More than 700 ethnic Karen forced out of their villages
Ko Kay (AsiaNews) Myanmar's military junta has launched a new wave of attacks against the country's ethnic minorities, targeting especially ethnic Karen and predominantly Christian Karen villages.
"In Burma [now Myanmar] this time of year is known locally as the 'killing season' and this year is no exception," according to the Christian Freedom International (CFI), an organisation that provides food and medical assistance and helps Myanmar's persecuted ethnic minorities. "During the dry season soldiers can move more easily in the dense jungles of Burma, and this year the military junta has stepped up its genocidal attacks on the Karen."
Saw Aro, 50, is a soldier with the Karen National Liberation Army (KNLA), a vastly outnumbered militia that has been fighting for survival of the Karen people since World War II.

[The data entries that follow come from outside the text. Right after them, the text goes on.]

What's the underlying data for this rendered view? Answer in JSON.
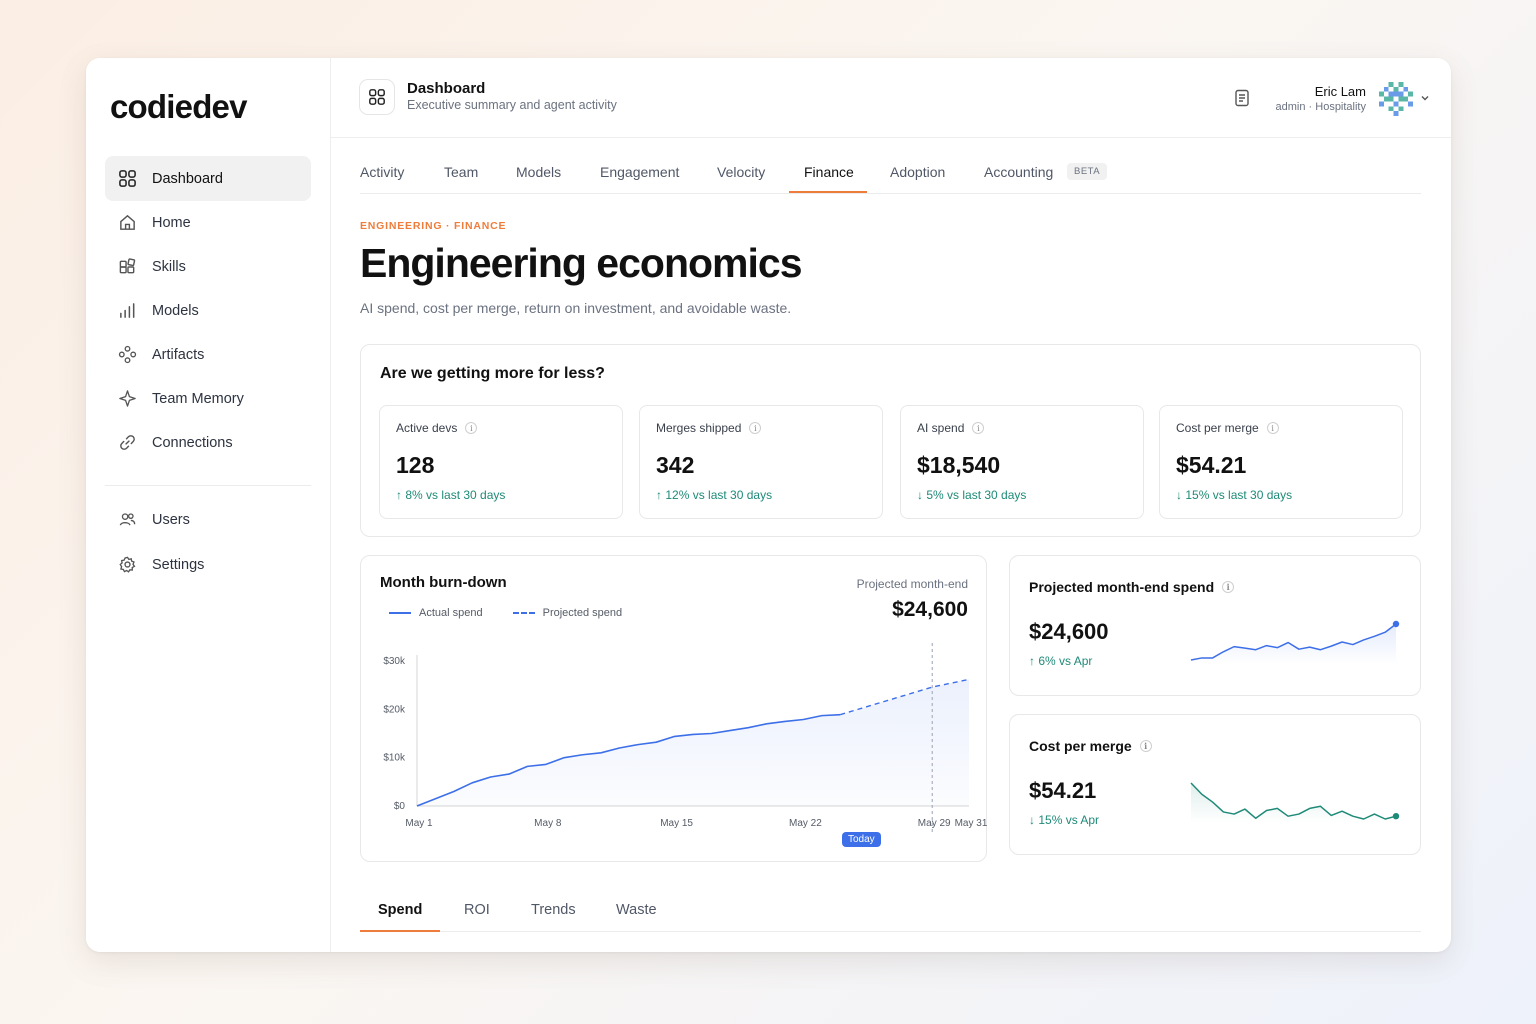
{
  "app": {
    "logo": "codiedev"
  },
  "sidebar": {
    "items": [
      {
        "label": "Dashboard",
        "icon": "dashboard-grid-icon",
        "active": true
      },
      {
        "label": "Home",
        "icon": "home-icon"
      },
      {
        "label": "Skills",
        "icon": "skills-blocks-icon"
      },
      {
        "label": "Models",
        "icon": "bar-chart-icon"
      },
      {
        "label": "Artifacts",
        "icon": "artifacts-icon"
      },
      {
        "label": "Team Memory",
        "icon": "sparkle-icon"
      },
      {
        "label": "Connections",
        "icon": "link-icon"
      },
      {
        "label": "Users",
        "icon": "users-icon"
      },
      {
        "label": "Settings",
        "icon": "gear-icon"
      }
    ]
  },
  "header": {
    "title": "Dashboard",
    "subtitle": "Executive summary and agent activity",
    "user": {
      "name": "Eric Lam",
      "role": "admin · Hospitality"
    }
  },
  "tabs": [
    {
      "label": "Activity"
    },
    {
      "label": "Team"
    },
    {
      "label": "Models"
    },
    {
      "label": "Engagement"
    },
    {
      "label": "Velocity"
    },
    {
      "label": "Finance",
      "active": true
    },
    {
      "label": "Adoption"
    },
    {
      "label": "Accounting",
      "badge": "BETA"
    }
  ],
  "page": {
    "eyebrow": "ENGINEERING · FINANCE",
    "title": "Engineering economics",
    "subtitle": "AI spend, cost per merge, return on investment, and avoidable waste."
  },
  "kpis": {
    "question": "Are we getting more for less?",
    "cards": [
      {
        "label": "Active devs",
        "value": "128",
        "delta": "8% vs last 30 days",
        "direction": "up"
      },
      {
        "label": "Merges shipped",
        "value": "342",
        "delta": "12% vs last 30 days",
        "direction": "up"
      },
      {
        "label": "AI spend",
        "value": "$18,540",
        "delta": "5% vs last 30 days",
        "direction": "down"
      },
      {
        "label": "Cost per merge",
        "value": "$54.21",
        "delta": "15% vs last 30 days",
        "direction": "down"
      }
    ]
  },
  "burndown": {
    "title": "Month burn-down",
    "projected_label": "Projected month-end",
    "projected_value": "$24,600",
    "today_label": "Today"
  },
  "chart_data": [
    {
      "type": "line",
      "title": "Month burn-down",
      "series": [
        {
          "name": "Actual spend",
          "x": [
            "May 1",
            "May 2",
            "May 3",
            "May 4",
            "May 5",
            "May 6",
            "May 7",
            "May 8",
            "May 9",
            "May 10",
            "May 11",
            "May 12",
            "May 13",
            "May 14",
            "May 15",
            "May 16",
            "May 17",
            "May 18",
            "May 19",
            "May 20",
            "May 21",
            "May 22",
            "May 23",
            "May 24"
          ],
          "values": [
            0,
            1500,
            3000,
            4800,
            6000,
            6600,
            8200,
            8600,
            10000,
            10600,
            11000,
            12000,
            12700,
            13200,
            14400,
            14800,
            15000,
            15600,
            16200,
            17000,
            17500,
            17900,
            18700,
            18900
          ]
        },
        {
          "name": "Projected spend",
          "x": [
            "May 24",
            "May 29",
            "May 31"
          ],
          "values": [
            18900,
            24600,
            26200
          ]
        }
      ],
      "x_ticks": [
        "May 1",
        "May 8",
        "May 15",
        "May 22",
        "May 29",
        "May 31"
      ],
      "y_ticks": [
        "$0",
        "$10k",
        "$20k",
        "$30k"
      ],
      "ylim": [
        0,
        30000
      ],
      "marker": {
        "label": "Today",
        "x": "May 29"
      },
      "legend": "top-left",
      "colors": {
        "line": "#3c6fe8"
      }
    },
    {
      "type": "line",
      "title": "Projected month-end spend",
      "series": [
        {
          "values": [
            3.0,
            3.4,
            3.4,
            4.6,
            5.6,
            5.3,
            5.0,
            5.8,
            5.4,
            6.4,
            5.1,
            5.5,
            5.0,
            5.7,
            6.5,
            6.0,
            6.9,
            7.6,
            8.4,
            10.0
          ]
        }
      ],
      "colors": {
        "line": "#3c6fe8"
      }
    },
    {
      "type": "line",
      "title": "Cost per merge",
      "series": [
        {
          "values": [
            9.5,
            7.9,
            6.8,
            5.4,
            5.1,
            5.8,
            4.5,
            5.6,
            5.9,
            4.8,
            5.1,
            5.9,
            6.2,
            4.9,
            5.5,
            4.8,
            4.4,
            5.1,
            4.4,
            4.8
          ]
        }
      ],
      "colors": {
        "line": "#1f8a78"
      }
    }
  ],
  "mini_cards": [
    {
      "title": "Projected month-end spend",
      "value": "$24,600",
      "delta": "6% vs Apr",
      "direction": "up"
    },
    {
      "title": "Cost per merge",
      "value": "$54.21",
      "delta": "15% vs Apr",
      "direction": "down"
    }
  ],
  "bottom_tabs": [
    {
      "label": "Spend",
      "active": true
    },
    {
      "label": "ROI"
    },
    {
      "label": "Trends"
    },
    {
      "label": "Waste"
    }
  ],
  "colors": {
    "accent": "#ee7d3b",
    "line": "#3c6fe8",
    "positive": "#1f8a78"
  }
}
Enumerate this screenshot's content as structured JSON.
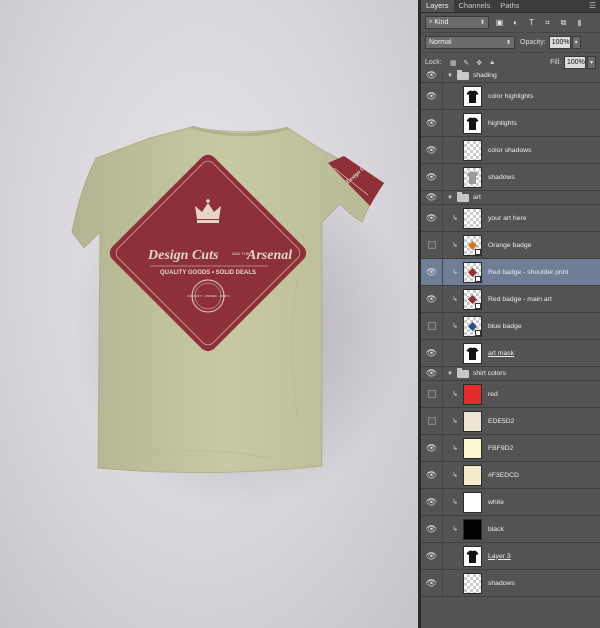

Aro told CFI that over 700 displaced men, women, and children recently arrived in Ko Kay village. "They came from Toungoo and Nyaunglebin districts," he said. "The Burmese Army recently brought in 10 battalions with some 1,500 new soldiers from Yangon (ex. Rangoon) [. . . who] are making big problems.
"When the new soldiers arrived [. . .], they spread around the area and tried to find Karen villages. If they saw the villagers, they tried to capture and persecute them. So, people living there did not dare face the Burmese army. They fled their villages and are hiding in the mountainside and jungle in safe places to save their lives."
Mr Aro explained that "before the refugees arrived in Ko Kay village they had to face many terrible things. They had to walk for ten days [. . . without] security, food, and medicine. Burmese soldiers tried to block them and laid landmines. But in this difficult situation they got through day by day with some Karen soldiers who knew the way and led them".
In Ko Kay the displaced villagers are facing shortages. "There is not enough food and medicine right now for the villagers. It is a major problem," Aro said.
"Mostly though, they do not want to go back to their villages. Some people said: 'If they can stay in Ko Kay they will'; others want to cross the border line and live in the refugee camps in Thailand".